I mean, if you’re a young investor, and you can sort of stand back and value stocks as businesses and invest when things are very cheap, no matter what anybody is saying on television or what you’re reading, and perhaps, if you wish, sell when people get terribly enthused, it is really not a very tough intellectual game. It’s an easy game, if you can control your emotions.

And as Charlie says, we’ve talked about a little bit that the Chinese market may be more — there may be more speculative influences in it, even than in the United States, because it’s a relatively new development and it may lend itself to greater extremes, and that should produce great opportunities. Charlie?

CHARLIE MUNGER: Yeah.
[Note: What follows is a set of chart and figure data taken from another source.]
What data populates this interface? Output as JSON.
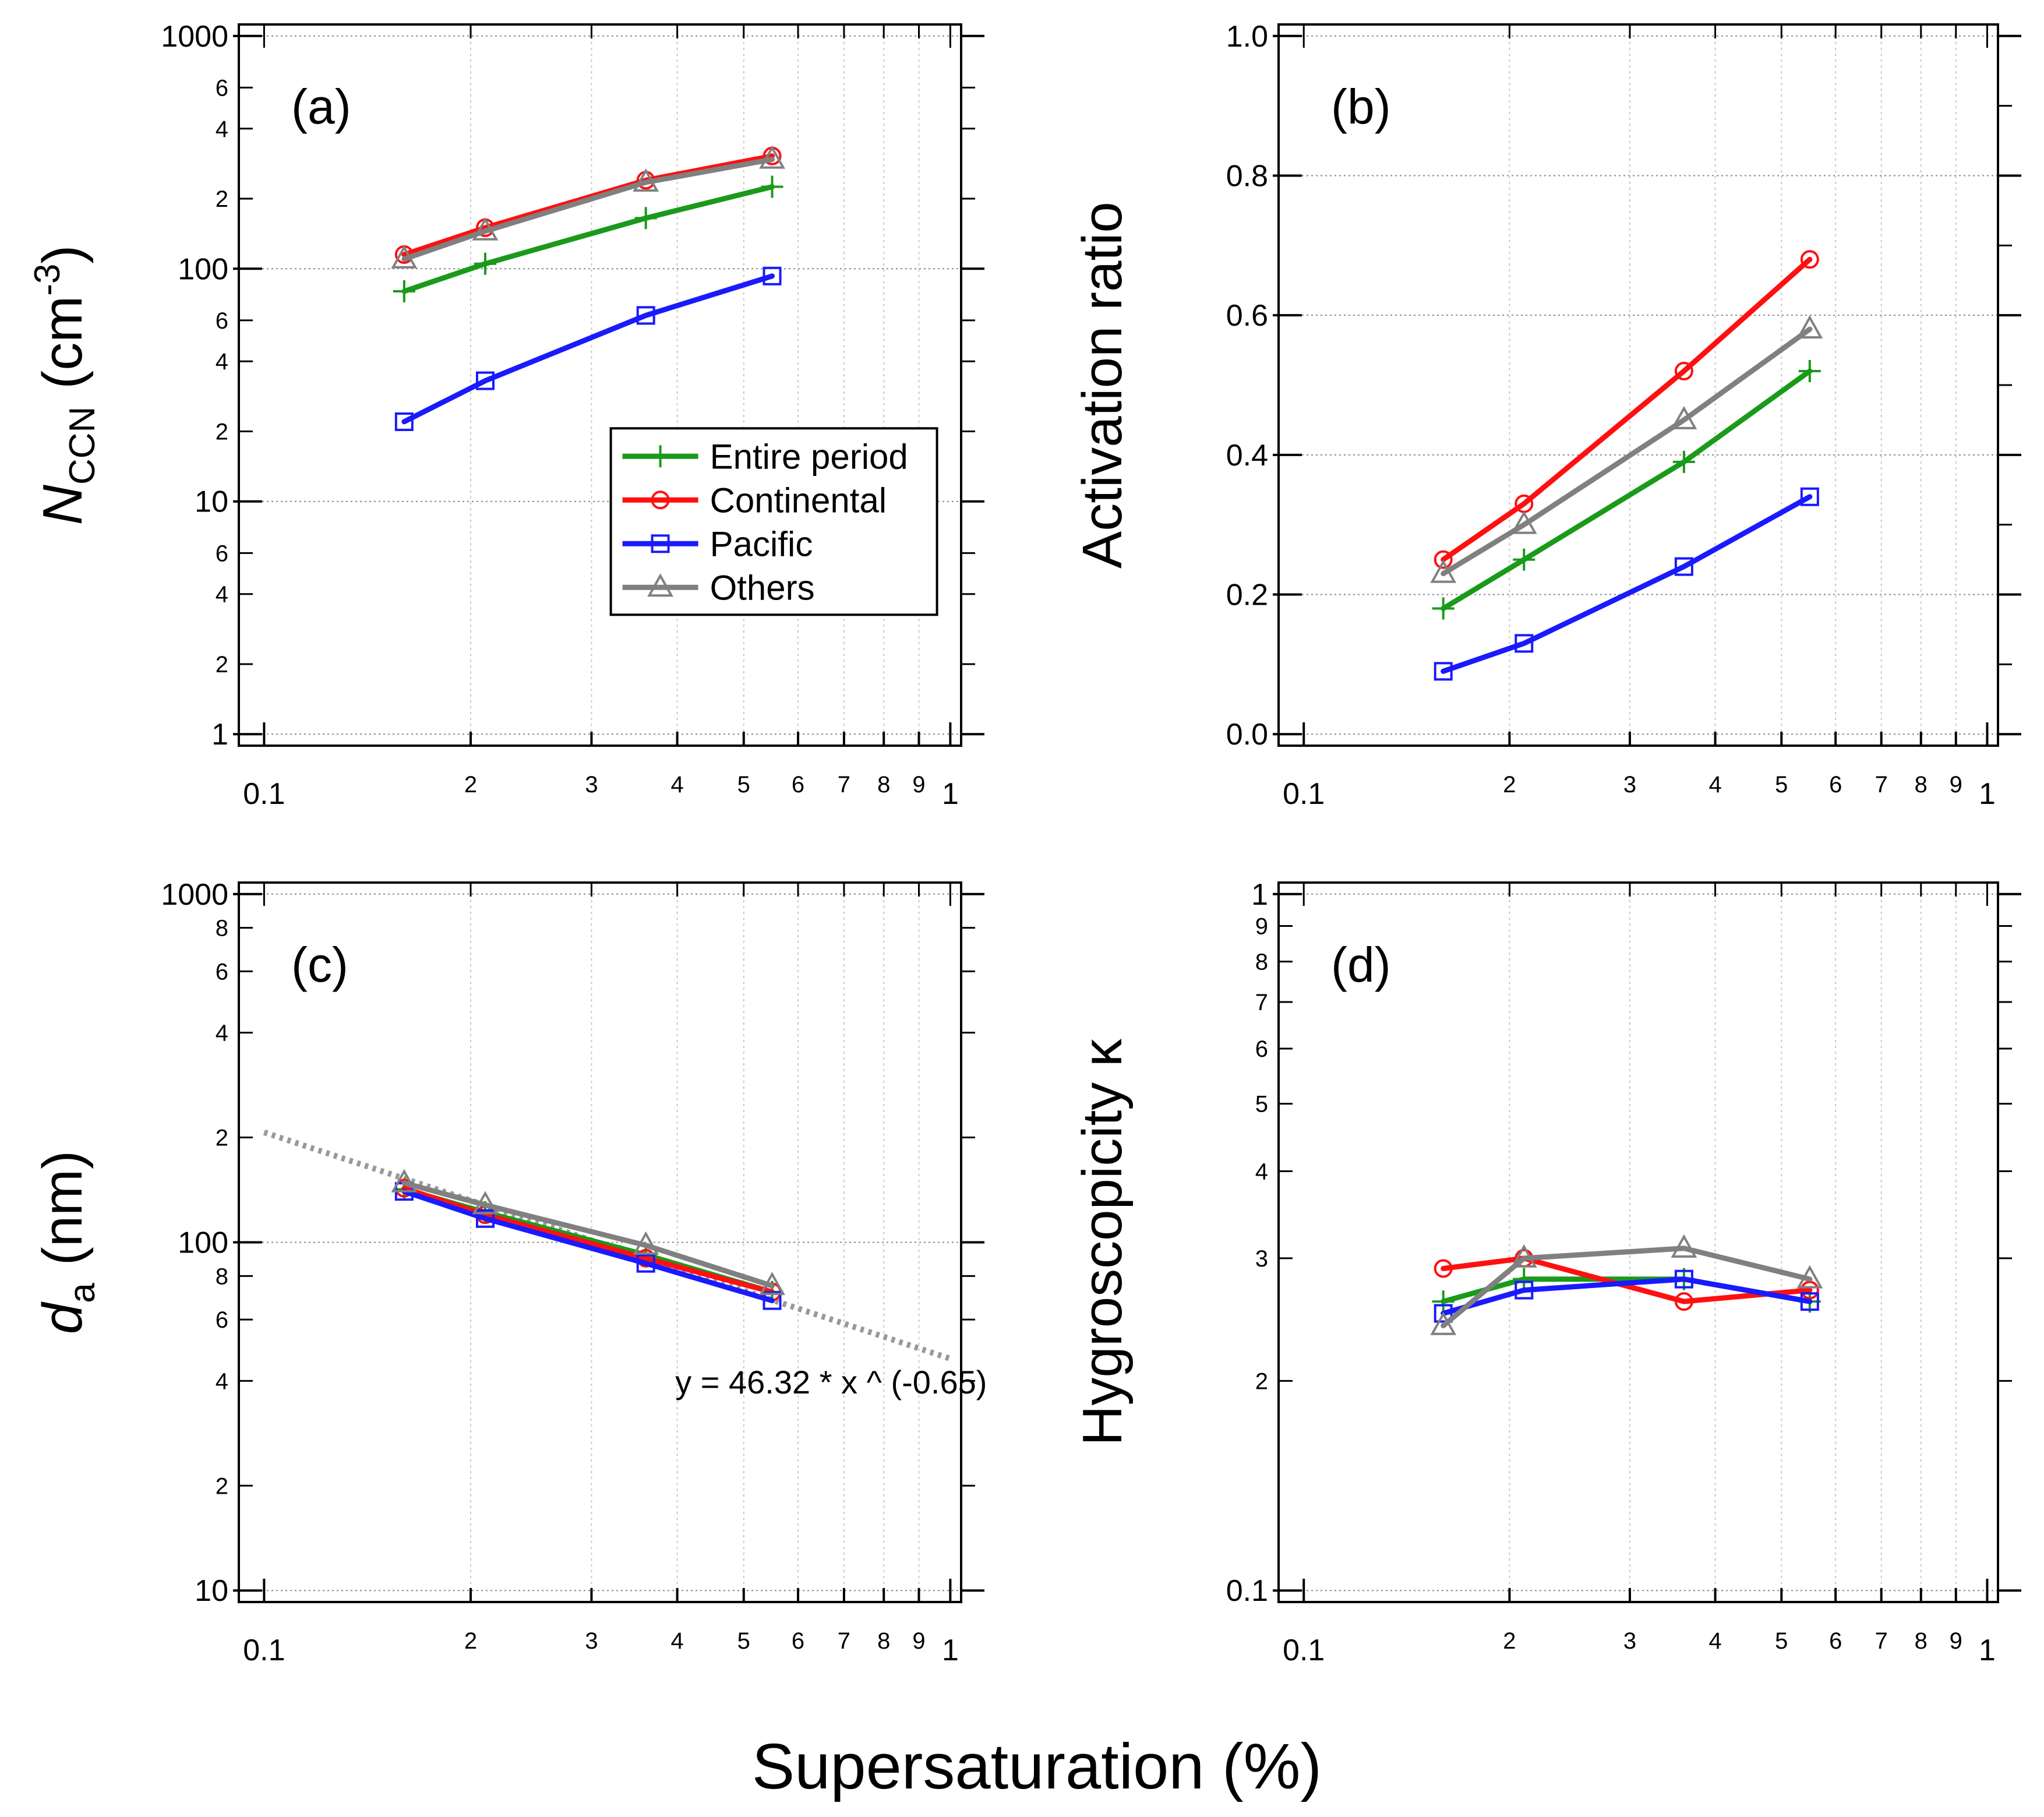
{
  "figure": {
    "xlabel": "Supersaturation (%)"
  },
  "legend": {
    "entries": [
      "Entire period",
      "Continental",
      "Pacific",
      "Others"
    ]
  },
  "colors": {
    "Entire period": "#1a9a1a",
    "Continental": "#ff1010",
    "Pacific": "#1a1aff",
    "Others": "#808080"
  },
  "markers": {
    "Entire period": "plus",
    "Continental": "circle",
    "Pacific": "square",
    "Others": "triangle"
  },
  "x_tick_labels": {
    "major": [
      "0.1",
      "1"
    ],
    "minor": [
      "2",
      "3",
      "4",
      "5",
      "6",
      "7",
      "8",
      "9"
    ]
  },
  "chart_data": [
    {
      "id": "a",
      "type": "line",
      "panel_label": "(a)",
      "ylabel": "N_CCN (cm^-3)",
      "ylabel_parts": {
        "main": "N",
        "sub": "CCN",
        "unit_open": "(cm",
        "unit_sup": "-3",
        "unit_close": ")"
      },
      "xscale": "log",
      "yscale": "log",
      "xlim": [
        0.1,
        1
      ],
      "ylim": [
        1,
        1000
      ],
      "y_major_ticks": [
        1,
        10,
        100,
        1000
      ],
      "y_major_labels": [
        "1",
        "10",
        "100",
        "1000"
      ],
      "y_minor_ticks": [
        2,
        4,
        6,
        20,
        40,
        60,
        200,
        400,
        600
      ],
      "y_minor_labels": [
        "2",
        "4",
        "6",
        "2",
        "4",
        "6",
        "2",
        "4",
        "6"
      ],
      "x": [
        0.16,
        0.21,
        0.36,
        0.55
      ],
      "series": [
        {
          "name": "Entire period",
          "values": [
            80,
            105,
            165,
            225
          ]
        },
        {
          "name": "Continental",
          "values": [
            115,
            150,
            240,
            305
          ]
        },
        {
          "name": "Pacific",
          "values": [
            22,
            33,
            63,
            93
          ]
        },
        {
          "name": "Others",
          "values": [
            110,
            145,
            235,
            295
          ]
        }
      ],
      "legend_position": "lower-right"
    },
    {
      "id": "b",
      "type": "line",
      "panel_label": "(b)",
      "ylabel": "Activation ratio",
      "xscale": "log",
      "yscale": "linear",
      "xlim": [
        0.1,
        1
      ],
      "ylim": [
        0,
        1.0
      ],
      "y_major_ticks": [
        0,
        0.2,
        0.4,
        0.6,
        0.8,
        1.0
      ],
      "y_major_labels": [
        "0.0",
        "0.2",
        "0.4",
        "0.6",
        "0.8",
        "1.0"
      ],
      "x": [
        0.16,
        0.21,
        0.36,
        0.55
      ],
      "series": [
        {
          "name": "Entire period",
          "values": [
            0.18,
            0.25,
            0.39,
            0.52
          ]
        },
        {
          "name": "Continental",
          "values": [
            0.25,
            0.33,
            0.52,
            0.68
          ]
        },
        {
          "name": "Pacific",
          "values": [
            0.09,
            0.13,
            0.24,
            0.34
          ]
        },
        {
          "name": "Others",
          "values": [
            0.23,
            0.3,
            0.45,
            0.58
          ]
        }
      ]
    },
    {
      "id": "c",
      "type": "line",
      "panel_label": "(c)",
      "ylabel": "d_a (nm)",
      "ylabel_parts": {
        "main": "d",
        "sub": "a",
        "unit": "(nm)"
      },
      "xscale": "log",
      "yscale": "log",
      "xlim": [
        0.1,
        1
      ],
      "ylim": [
        10,
        1000
      ],
      "y_major_ticks": [
        10,
        100,
        1000
      ],
      "y_major_labels": [
        "10",
        "100",
        "1000"
      ],
      "y_minor_ticks": [
        20,
        40,
        60,
        80,
        200,
        400,
        600,
        800
      ],
      "y_minor_labels": [
        "2",
        "4",
        "6",
        "8",
        "2",
        "4",
        "6",
        "8"
      ],
      "x": [
        0.16,
        0.21,
        0.36,
        0.55
      ],
      "series": [
        {
          "name": "Entire period",
          "values": [
            142,
            122,
            92,
            72
          ]
        },
        {
          "name": "Continental",
          "values": [
            143,
            120,
            90,
            72
          ]
        },
        {
          "name": "Pacific",
          "values": [
            140,
            117,
            87,
            68
          ]
        },
        {
          "name": "Others",
          "values": [
            148,
            128,
            98,
            75
          ]
        }
      ],
      "fit": {
        "label": "y = 46.32 * x ^ (-0.65)",
        "a": 46.32,
        "b": -0.65,
        "color": "#999999",
        "style": "dotted"
      }
    },
    {
      "id": "d",
      "type": "line",
      "panel_label": "(d)",
      "ylabel": "Hygroscopicity κ",
      "xscale": "log",
      "yscale": "log",
      "xlim": [
        0.1,
        1
      ],
      "ylim": [
        0.1,
        1
      ],
      "y_major_ticks": [
        0.1,
        1
      ],
      "y_major_labels": [
        "0.1",
        "1"
      ],
      "y_minor_ticks": [
        0.2,
        0.3,
        0.4,
        0.5,
        0.6,
        0.7,
        0.8,
        0.9
      ],
      "y_minor_labels": [
        "2",
        "3",
        "4",
        "5",
        "6",
        "7",
        "8",
        "9"
      ],
      "x": [
        0.16,
        0.21,
        0.36,
        0.55
      ],
      "series": [
        {
          "name": "Entire period",
          "values": [
            0.26,
            0.28,
            0.28,
            0.26
          ]
        },
        {
          "name": "Continental",
          "values": [
            0.29,
            0.3,
            0.26,
            0.27
          ]
        },
        {
          "name": "Pacific",
          "values": [
            0.25,
            0.27,
            0.28,
            0.26
          ]
        },
        {
          "name": "Others",
          "values": [
            0.24,
            0.3,
            0.31,
            0.28
          ]
        }
      ]
    }
  ]
}
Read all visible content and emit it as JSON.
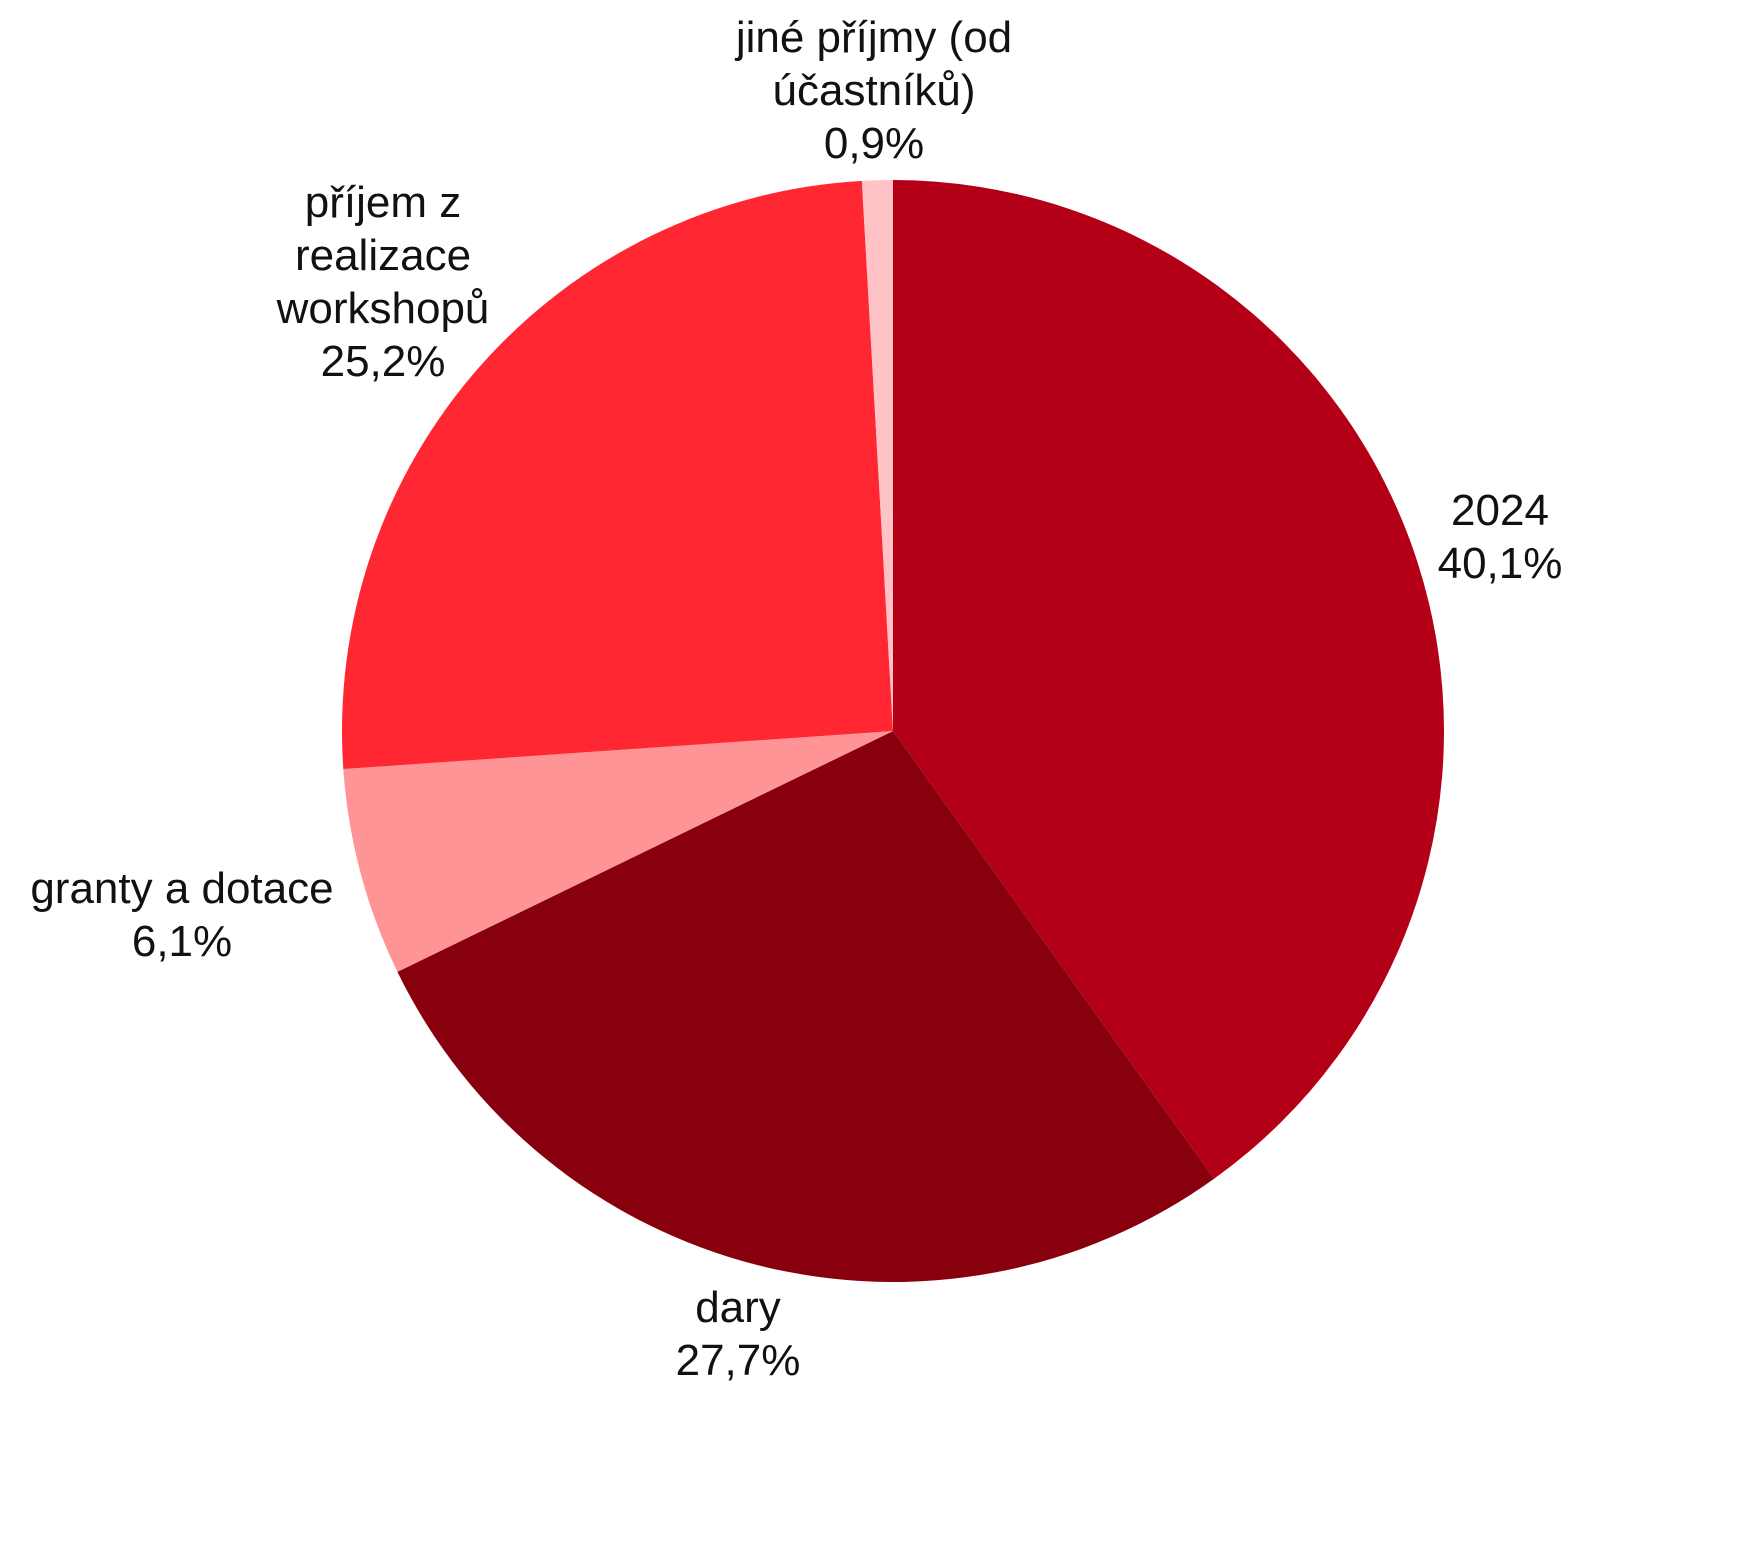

But there’s great opportunities for excess and nasty contractions after unnatural booms and so on.

I think China is wise to dampen the speculative booms and to — and I think the Chinese — I don’t think that value investing will ever go out of style. Who in the hell doesn’t want value when you buy something? How can there be anything else that makes any sense except value investing?

WARREN BUFFETT: It never gets that popular though. (Laughs)

CHARLIE MUNGER: People are looking for an easier way.

WARREN BUFFETT: Yeah.

CHARLIE MUNGER: And that’s a mistake. It looks easier, but, in fact, it’s harder. And there’s a lot of misery to be obtained by misusing stocks.

WARREN BUFFETT: Yeah. Nobody buys a farm to make a lot of money next week or next month, or they buy, you know, an apartment house. They buy it based on what they think the long-term future is. And if they get a — if they make a reasoned calculation of that and the purchase price looks attractive, they buy it and then they don’t get a quote on it every day or every week or every month or even every year, and that’s probably a better way to look at stocks.